Pope Francis arrived in Egypt on Friday, kicking off a two-day trip designed to forge Muslim-Christian brotherhood and show solidarity with the country’s persecuted Coptic Christian minority.
President Abdel-Fattah al-Sisi received the Pope around 2:30 p.m. (8:30 a.m. ET), at the Ittihadiya Presidential Palace in Cairo. The leaders stood shoulder to shoulder as the pontifical and Egyptian national anthems played.
Egyptian Prime Minister Sherif Ismail greeted Francis on the tarmac at Cairo International Airport, Egyptian state TV shows.
The visit comes nearly three weeks after the Palm Sunday bombing of two Coptic churches, brazen strikes that left at least 45 people dead.
Francis is due to join Pope Tawadros II, head of Egypt’s Coptic Orthodox Church, for a peace conference among Muslim and Orthodox Christian leaders, then to meet Tawadros II at the patriarch’s residence.
Francis met with with Sheihk Ahmed el-Tayeb, the grand imam of al-Azhar, the premier seat of high learning among Sunni Muslims, according to a state TV broadcast. He is the first pontiff to visit the institution since Pope John Paul II in 2000.

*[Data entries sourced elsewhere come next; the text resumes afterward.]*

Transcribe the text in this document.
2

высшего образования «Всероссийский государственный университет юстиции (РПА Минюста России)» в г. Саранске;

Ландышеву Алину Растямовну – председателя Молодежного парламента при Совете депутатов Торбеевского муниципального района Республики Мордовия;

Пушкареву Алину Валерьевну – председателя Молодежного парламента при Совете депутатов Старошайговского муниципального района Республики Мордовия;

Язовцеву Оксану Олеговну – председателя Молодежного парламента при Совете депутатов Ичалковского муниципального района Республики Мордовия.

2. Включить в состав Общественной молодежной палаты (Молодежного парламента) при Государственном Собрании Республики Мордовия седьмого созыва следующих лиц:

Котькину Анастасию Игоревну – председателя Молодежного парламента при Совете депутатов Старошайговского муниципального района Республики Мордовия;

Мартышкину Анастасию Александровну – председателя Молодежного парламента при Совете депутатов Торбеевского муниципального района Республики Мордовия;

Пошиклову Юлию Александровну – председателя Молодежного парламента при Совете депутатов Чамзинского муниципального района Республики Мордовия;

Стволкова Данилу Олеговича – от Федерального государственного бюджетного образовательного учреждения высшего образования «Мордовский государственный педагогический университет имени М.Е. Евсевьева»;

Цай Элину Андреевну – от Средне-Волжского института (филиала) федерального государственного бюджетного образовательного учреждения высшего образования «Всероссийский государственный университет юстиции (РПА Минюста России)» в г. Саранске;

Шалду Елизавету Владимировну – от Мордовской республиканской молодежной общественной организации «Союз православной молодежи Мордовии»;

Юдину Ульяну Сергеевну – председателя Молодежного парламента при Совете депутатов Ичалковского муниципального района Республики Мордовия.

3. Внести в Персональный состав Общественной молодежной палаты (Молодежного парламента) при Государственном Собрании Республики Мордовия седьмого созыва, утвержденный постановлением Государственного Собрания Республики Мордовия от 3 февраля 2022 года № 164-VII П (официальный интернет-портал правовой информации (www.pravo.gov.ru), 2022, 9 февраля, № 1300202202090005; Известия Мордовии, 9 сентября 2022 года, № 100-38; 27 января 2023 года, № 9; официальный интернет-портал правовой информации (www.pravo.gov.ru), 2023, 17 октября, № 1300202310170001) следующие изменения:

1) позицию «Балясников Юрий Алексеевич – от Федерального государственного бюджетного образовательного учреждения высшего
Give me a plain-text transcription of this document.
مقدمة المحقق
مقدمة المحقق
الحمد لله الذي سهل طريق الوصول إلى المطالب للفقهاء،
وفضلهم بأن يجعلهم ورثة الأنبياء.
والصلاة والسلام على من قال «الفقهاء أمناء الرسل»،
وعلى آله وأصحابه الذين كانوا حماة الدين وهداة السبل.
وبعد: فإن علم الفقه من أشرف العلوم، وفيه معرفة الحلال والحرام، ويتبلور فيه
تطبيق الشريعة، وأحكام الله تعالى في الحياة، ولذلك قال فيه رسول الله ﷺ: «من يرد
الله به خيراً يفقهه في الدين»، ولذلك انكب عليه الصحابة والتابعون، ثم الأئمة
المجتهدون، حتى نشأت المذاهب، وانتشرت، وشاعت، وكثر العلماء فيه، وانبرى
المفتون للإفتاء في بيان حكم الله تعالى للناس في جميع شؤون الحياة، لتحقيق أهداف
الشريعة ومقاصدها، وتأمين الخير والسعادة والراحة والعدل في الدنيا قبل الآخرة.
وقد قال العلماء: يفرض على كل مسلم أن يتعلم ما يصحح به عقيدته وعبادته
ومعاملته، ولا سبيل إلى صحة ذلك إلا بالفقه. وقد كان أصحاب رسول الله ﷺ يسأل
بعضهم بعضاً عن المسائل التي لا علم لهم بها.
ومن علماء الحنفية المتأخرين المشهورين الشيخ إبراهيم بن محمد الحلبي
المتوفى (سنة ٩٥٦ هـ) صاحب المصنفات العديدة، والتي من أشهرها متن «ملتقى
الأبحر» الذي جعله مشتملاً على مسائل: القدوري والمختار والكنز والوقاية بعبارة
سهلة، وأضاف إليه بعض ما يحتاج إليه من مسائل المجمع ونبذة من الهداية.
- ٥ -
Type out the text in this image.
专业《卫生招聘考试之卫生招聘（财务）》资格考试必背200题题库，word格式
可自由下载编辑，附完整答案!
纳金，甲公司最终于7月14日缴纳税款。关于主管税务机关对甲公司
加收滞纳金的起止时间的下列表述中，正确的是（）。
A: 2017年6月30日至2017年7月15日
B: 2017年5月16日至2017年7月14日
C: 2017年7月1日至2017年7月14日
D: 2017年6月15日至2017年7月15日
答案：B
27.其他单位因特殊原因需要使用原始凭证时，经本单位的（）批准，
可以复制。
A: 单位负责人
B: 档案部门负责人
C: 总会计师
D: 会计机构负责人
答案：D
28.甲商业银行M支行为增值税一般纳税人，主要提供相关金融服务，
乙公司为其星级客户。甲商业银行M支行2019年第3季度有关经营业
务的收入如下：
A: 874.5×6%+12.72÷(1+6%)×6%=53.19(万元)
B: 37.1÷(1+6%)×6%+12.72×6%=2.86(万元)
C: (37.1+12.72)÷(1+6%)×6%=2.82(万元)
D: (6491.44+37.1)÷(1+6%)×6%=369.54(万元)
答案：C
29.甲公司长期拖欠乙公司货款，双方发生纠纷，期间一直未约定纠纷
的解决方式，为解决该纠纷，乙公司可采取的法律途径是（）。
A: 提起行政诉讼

The Pope and the Grand Imam spoke at the closing of the International Conference for Peace, organized by Al-Azhar. The pair were seated side by side at the conference.
Francis started his speech with “As-Salaam Alaikum” (Peace be upon you), the traditional Muslim greeting in Arabic, after the imam’s address.
Francis and Tawadros II are expected to pray at the Coptic cathedral that was bombed in December. The blast occurred at the church of St. Peter and St. Paul, attached to St. Mark’s Coptic Orthodox Cathedral in Cairo’s Abbassiya district.